Tenant cannot sue landlord for harboring armed, dangerous individual
David Youmans sued his landlord, BWA Properties, claiming that his landlord should be responsible for injuries inflicted on Youmans by one Mark Aird who stabbed Youmans in Youman's boarding house. Youmans noted that the boarding house had rules prohibiting weapons and limiting visitors which were consistently violated by Aird. He also claimed that Aird was known to have a propensity toward violence, to have a criminal background, a possible drinking problem and to constitute a hazard to tenants. Youmans argued that if the boarding house had enforced its rules, he would not have been assaulted by Aird, who constituted a "nuisance" on the premises.
The Court pointed out that under so-called Engler Majority rules, a landlord owes a duty to protect tenants from criminal activity by a third-party only when a dangerous condition on the property enhances the likelihood of exposure to criminal assaults, or when a possessor fails to respond reasonably to an ongoing criminal act. As another Court of Appeals described it, "public safety is a governmental concern," not a duty of property owners.The Court concluded on this basis that BWA owed no duty to Youmans arising out of the habitual presence of Aird on the property, even if he was a dangerous individual who consistently violated the boarding house rules.

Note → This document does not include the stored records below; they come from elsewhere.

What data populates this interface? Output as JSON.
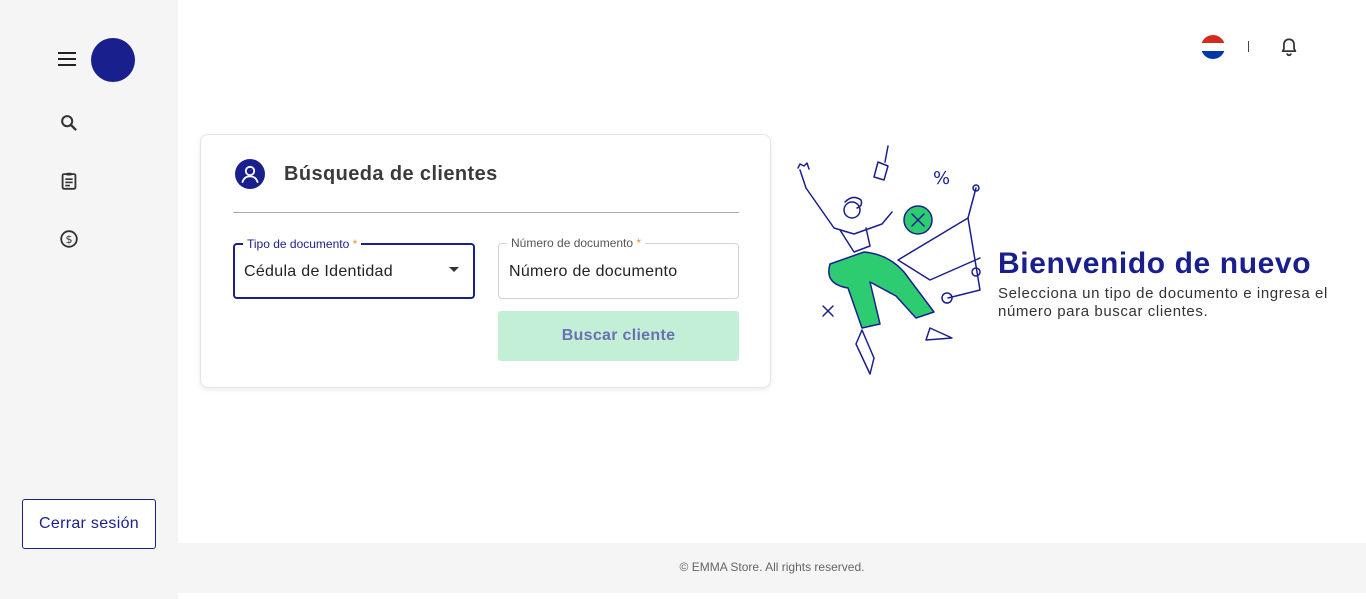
{
  "sidebar": {
    "icons": [
      "menu-icon",
      "search-icon",
      "clipboard-icon",
      "dollar-icon"
    ],
    "logout_label": "Cerrar sesión",
    "avatar_color": "#1a1f8e"
  },
  "topbar": {
    "flag": "paraguay-flag-icon",
    "notification": "bell-icon"
  },
  "search_card": {
    "title": "Búsqueda de clientes",
    "doc_type": {
      "label": "Tipo de documento",
      "required_mark": "*",
      "selected": "Cédula de Identidad"
    },
    "doc_number": {
      "label": "Número de documento",
      "required_mark": "*",
      "placeholder": "Número de documento"
    },
    "search_button": "Buscar cliente"
  },
  "welcome": {
    "title": "Bienvenido de nuevo",
    "text": "Selecciona un tipo de documento e ingresa el número para buscar clientes."
  },
  "footer": {
    "text": "© EMMA Store. All rights reserved."
  },
  "colors": {
    "brand": "#1a1f8e",
    "accent_green": "#2ecc71",
    "button_disabled_bg": "#c2efd6"
  }
}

This certainly seems like questionable public policy, and to justify the holding, the judges pointed to the semantic difficulty of characterizing Aird as a "condition of the premises." That is troubling, however, as the appellate courts have used this exact analysis to eliminate liability for landowner's negligent actions, if the actions play a role in an injury caused by a condition of the premises. Under MCL 554.139, a landlord owes the duty to keep common areas reasonably safe, and it should make no technical difference whether the hazard is an exposed electrical wire or an exposed human "live wire."